The Plaintiff has a number of other adjourned and outstanding applications to be heard, some of
which have been outstanding for one year due to the Defendants' repeated delays. These
outstanding applications include amendments to the Statement of Claim, consolidation,
compelling the Defendants to attend for refused questioning for discovery, and permanent
injunction against the Defendants which a judge previously advised the Plaintiff she could make
in circumstances which are present.
It has also become necessary for the Plaintiff to make an application to declare the Defendants
Megan McMahon and Taryn Burnett vexatious litigants given their ongoing behaviours that
meet the criteria set out in Part 2.1 of the Judicature Act, RSA 2000. In accordance with the
Judicature Act, the Plaintiff gave notice to the Attorney General in October 2014 of her
forthcoming application. [Plaintiff's Affidavit filed November 18, 2014]
12. The ramifications and implications of the discovered Conflict of Interest, which gives rise to
further grounds of bias, are enormous as they relate to Justice Wilson's repeated biased actions
intended to restrict the Plaintiff's Access to Justice and prevent her from having a fair trial in the
medical negligence action in May 2014. The biased actions include setting an expedited trial
date at the unilateral request of Megan McMahon, contrary to the Rules of Court requiring
certificate of trial readiness, and despite that the self-represented Plaintiff had always stated that
she could not be ready for trial at that time on legal advice.

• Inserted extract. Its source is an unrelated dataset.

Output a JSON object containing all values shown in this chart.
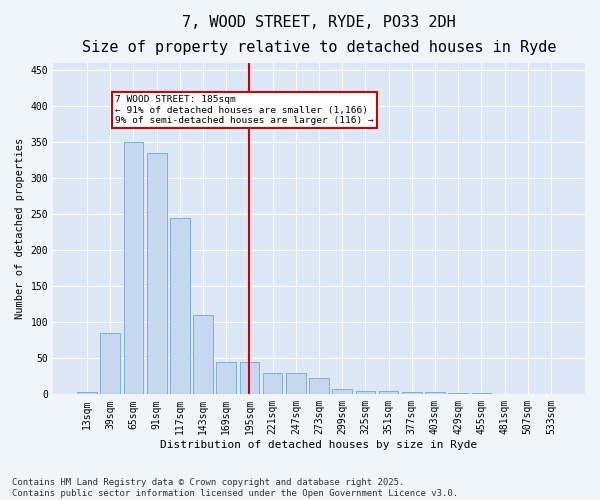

Further, among numerous other
displays of bias made even more apparent by the Conflict of Interest discovery, Justice Wilson
allowed Megan McMahon to serve a Defendant expert report just three months prior to trial
contrary to the Rules of Court, in effort to hinder the Plaintiff from properly preparing for it, and
also refused to adjourn the trial to accommodate the Plaintiff's treating physician's availability
for trial with the result that he was unfairly forced to attend trial immediately upon returning to
the country with the alternative being that he would not otherwise be allowed to testify at all. At
the same time all of these events took place, Mr. Mack was representing the Defendants Megan
McMahon and Taryn Burnett and Gowlings, and Justice Wilson was being represented by his
firm in the Somji matter, still in progress. There can be no question as to Justice Wilson's intent.
13. It is common knowledge that Justice Wilson is biased against the Plaintiff. In light of this, the
Conflict of Interest, and the other issues raised, it would put the administration of justice in
disrepute if Justice Wilson does not immediately recuse himself.
14. In a series of recent decisions and reports, the Supreme Court of Canada has made it clear that
behaviour such as Justice Wilson's practices which interfere with access to justice can no longer
be tolerated.
Material or evidence to be relied on:
15. Affidavit of the Plaintiff filed November 18, 2014.
16. Affidavit of the Plaintiff filed October 24, 2014.
17. Affidavit of the Plaintiff filed July 22, 2014.
Applicable rules:
18. 13.1
Applicable Acts and regulations:
19.
Any irregularity complained of or objection relied on:
20.
How the application is proposed to be heard or considered:
21. Before the current case management judge, Justice E.C. Wilson.